Neu im Staatsgeschäft

Der ehemalige UÇK-Kommandant Hashim Thaçi war zu Gast an der Freien Universität Berlin. von sonja vogel

Hoher Besuch hatte sich am 8. Februar im Osteuropa-Institut der FU Berlin angekündigt. Im etwas schäbigen Hörsaal A stellte sich der Gastredner im Maßanzug ans Pult. »Heute Gruppenarbeit bis 17.10 Uhr« stand hinter ihm an der verschmierten Tafel geschrieben. Hashim Thaçi, der Vorsitzende der oppositionellen »Demokratischen Partei Kosova« (PDK), hielt einen Vortrag mit dem Titel: »From Unmik-Administration towards Independence?« 40 Zuhörer hatten sich eingefunden, darunter kaum Fachpublikum.

Dabei ist Thaçi ein wichtiger politischer Akteur. Er war Mitbegründer und Kommandant der »Befreiungsarmee Kosova« (UÇK). Bereits 1998 nahm er an internationalen Verhandlungen teil. Nach der Auflösung der UÇK wurde er, gegen den wenig später ergebnislos Ermittlungen in Den Haag aufgenommen worden sein sollen, zum Premierminister der provisorischen Regierung. Seit 2000 ist er Vorsitzender der PDK.

Sein Werdegang steht exemplarisch für die UÇK-Kader, die heutzutage das politische Establishment des Kosovo stellen. Kai Eide, UN-Sonderbeauftragter, bemerkt in seinem aktuellen Bericht, Korruption und organisierte Kriminalität zögen sich bis in die politische Führung der Provinz. Doch die Kosovo-Regierung weigere sich, gegen die Kriminalitität in den eigenen Reihen vorzugehen. Thaçi selbst wird von der Weltwoche, die sich auf einen BND-Bericht beruft, als »Key-Player« der organisierten Kriminalität bezeichnet.

Obwohl vor diesem Hintergrund die Einladung der Freien Universität verwundert, war es an diesem Nachmittag eher Thaçis fehlende Professionalität, die es selbst ihm Wohlgesinnten schwer machte, in ihm einen ernst zu nehmenden Politiker zu sehen. In seinem Vortrag ging es um die Unabhängigkeit des Kosovo als Voraussetzung für eine Entwicklung nach westlichem Vorbild. Er versprach gleiche Rechte für alle. Mehrfach nach den Folgen der antiserbischen Ausschreitungen im Jahr 2004 gefragt, verurteilte er diese als »inakzeptabel«. Er sagte, die Täter seien »verfolgt und angeklagt worden« und alle Flüchtlinge seien zurückgekehrt. Human Rights Watch hingegen weist darauf hin, dass der größere Teil dieser Menschen noch immer als »Displaced Persons« in Serbien-Montenegro lebe.

Einen seltsamen Vergleich fand der Referent beim Thema Minderheitenrechte. »Die fünf Prozent Serben im Kosovo haben mehr Rechte als die 30 Prozent Albaner in Mazedonien.« Ob das nicht die Gefahr gewaltsamer Unabhängigkeitsbestrebungen auch in Mazedonien bedeute? Thaçi, der es besser wissen müsste, antwortete mit einem klaren »Nein«. Es gebe ja das Abkommen von Ohrid, das im Jahr 2001 nach den kriegerischen Auseinandersetzungen unter internationalem Druck geschlossen wurde.

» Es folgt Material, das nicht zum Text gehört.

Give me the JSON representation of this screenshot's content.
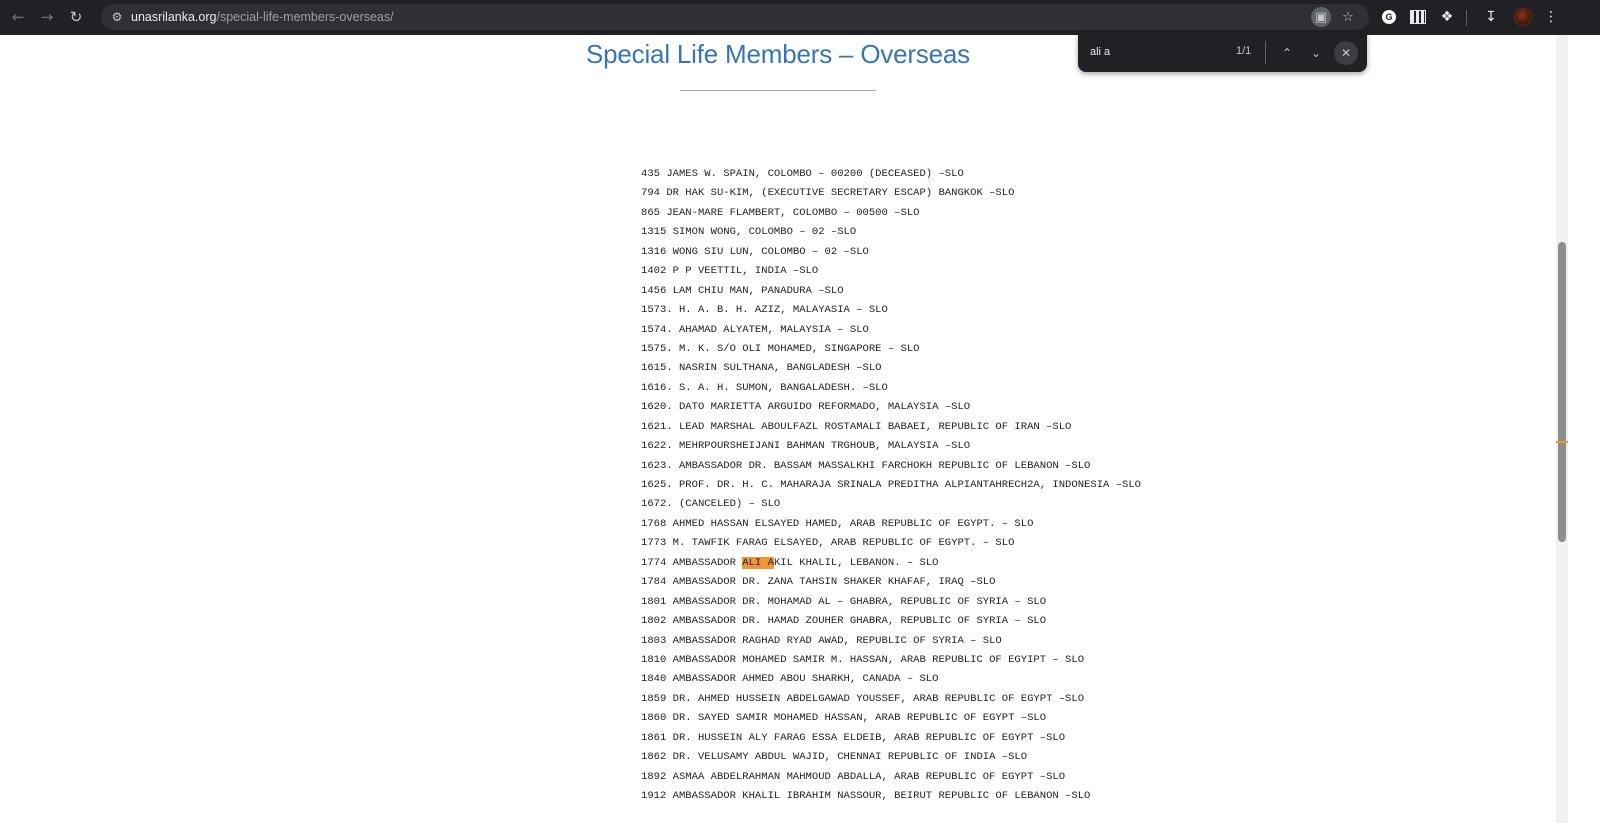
{
  "browser": {
    "url_domain": "unasrilanka.org",
    "url_path": "/special-life-members-overseas/",
    "icons": {
      "back": "back-arrow-icon",
      "forward": "forward-arrow-icon",
      "reload": "reload-icon",
      "site_info": "site-info-icon",
      "lens": "google-lens-icon",
      "bookmark": "star-icon",
      "extensions": "puzzle-icon",
      "download": "download-icon",
      "menu": "kebab-menu-icon"
    }
  },
  "find_bar": {
    "query": "ali a",
    "count": "1/1",
    "icons": {
      "prev": "chevron-up-icon",
      "next": "chevron-down-icon",
      "close": "close-icon"
    }
  },
  "page": {
    "title": "Special Life Members – Overseas",
    "members": [
      "435 JAMES W. SPAIN, COLOMBO – 00200 (DECEASED) –SLO",
      "794 DR HAK SU-KIM, (EXECUTIVE SECRETARY ESCAP) BANGKOK –SLO",
      "865 JEAN-MARE FLAMBERT, COLOMBO – 00500 –SLO",
      "1315 SIMON WONG, COLOMBO – 02 –SLO",
      "1316 WONG SIU LUN, COLOMBO – 02 –SLO",
      "1402 P P VEETTIL, INDIA –SLO",
      "1456 LAM CHIU MAN, PANADURA –SLO",
      "1573. H. A. B. H. AZIZ, MALAYASIA – SLO",
      "1574. AHAMAD ALYATEM, MALAYSIA – SLO",
      "1575. M. K. S/O OLI MOHAMED, SINGAPORE – SLO",
      "1615. NASRIN SULTHANA, BANGLADESH –SLO",
      "1616. S. A. H. SUMON, BANGALADESH. –SLO",
      "1620. DATO MARIETTA ARGUIDO REFORMADO, MALAYSIA –SLO",
      "1621. LEAD MARSHAL ABOULFAZL ROSTAMALI BABAEI, REPUBLIC OF IRAN –SLO",
      "1622. MEHRPOURSHEIJANI BAHMAN TRGHOUB, MALAYSIA –SLO",
      "1623. AMBASSADOR DR. BASSAM MASSALKHI FARCHOKH REPUBLIC OF LEBANON –SLO",
      "1625. PROF. DR. H. C. MAHARAJA SRINALA PREDITHA ALPIANTAHRECH2A, INDONESIA –SLO",
      "1672. (CANCELED) – SLO",
      "1768 AHMED HASSAN ELSAYED HAMED, ARAB REPUBLIC OF EGYPT. – SLO",
      "1773 M. TAWFIK FARAG ELSAYED, ARAB REPUBLIC OF EGYPT. – SLO",
      "1774 AMBASSADOR ALI AKIL KHALIL, LEBANON. – SLO",
      "1784 AMBASSADOR DR. ZANA TAHSIN SHAKER KHAFAF, IRAQ –SLO",
      "1801 AMBASSADOR DR. MOHAMAD AL – GHABRA, REPUBLIC OF SYRIA – SLO",
      "1802 AMBASSADOR DR. HAMAD ZOUHER GHABRA, REPUBLIC OF SYRIA – SLO",
      "1803 AMBASSADOR RAGHAD RYAD AWAD, REPUBLIC OF SYRIA – SLO",
      "1810 AMBASSADOR MOHAMED SAMIR M. HASSAN, ARAB REPUBLIC OF EGYIPT – SLO",
      "1840 AMBASSADOR AHMED ABOU SHARKH, CANADA – SLO",
      "1859 DR. AHMED HUSSEIN ABDELGAWAD YOUSSEF, ARAB REPUBLIC OF EGYPT –SLO",
      "1860 DR. SAYED SAMIR MOHAMED HASSAN, ARAB REPUBLIC OF EGYPT –SLO",
      "1861 DR. HUSSEIN ALY FARAG ESSA ELDEIB, ARAB REPUBLIC OF EGYPT –SLO",
      "1862 DR. VELUSAMY ABDUL WAJID, CHENNAI REPUBLIC OF INDIA –SLO",
      "1892 ASMAA ABDELRAHMAN MAHMOUD ABDALLA, ARAB REPUBLIC OF EGYPT –SLO",
      "1912 AMBASSADOR KHALIL IBRAHIM NASSOUR, BEIRUT REPUBLIC OF LEBANON –SLO"
    ],
    "highlight_row_index": 20,
    "highlight_text": "ALI A"
  },
  "colors": {
    "title": "#3776b0",
    "find_highlight": "#f29535",
    "chrome_bg": "#202124"
  }
}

Berichte über seine Verstrickungen mit der Mafia nannte Thaçi »serbische Propaganda«. In einem optimistischen Zehn-Punkte-Plan für den Kosovo nannte er die Mitgliedschaft in der Nato und der EU sowie den Kampf gegen den Terror als Ziele. Mit der Realität hat dies nicht viel zu tun. Nach dem Sieg der »erfolgreichsten Befreiungsarmee der Welt« kämpfe er, Thaçi, nun in der Politik.

Zwar hat ihn auch die Friedrich-Ebert-Stiftung zum internen »Expertengespräch« geladen, was darauf hindeutet, dass seine Bedeutung wächst. Doch zumindest an der Universität wird er noch als Schmuddelkind behandelt. Seinen verstorbenen Kontrahenten Ibrahim Rugova hätte man sicher nicht vor einer ungeputzten Schultafel postiert. Würde Thaçi sich geschickter anstellen, könnte aus ihm ein kosovarischer Djindjic werden. Der war ein Nationalist mit dem Ruf eines großen Liberalen, ein viel gelobter Vorkämpfer gegen Korruption, der seinen Verstrickungen mit der Mafia letztlich selbst zum Opfer fiel.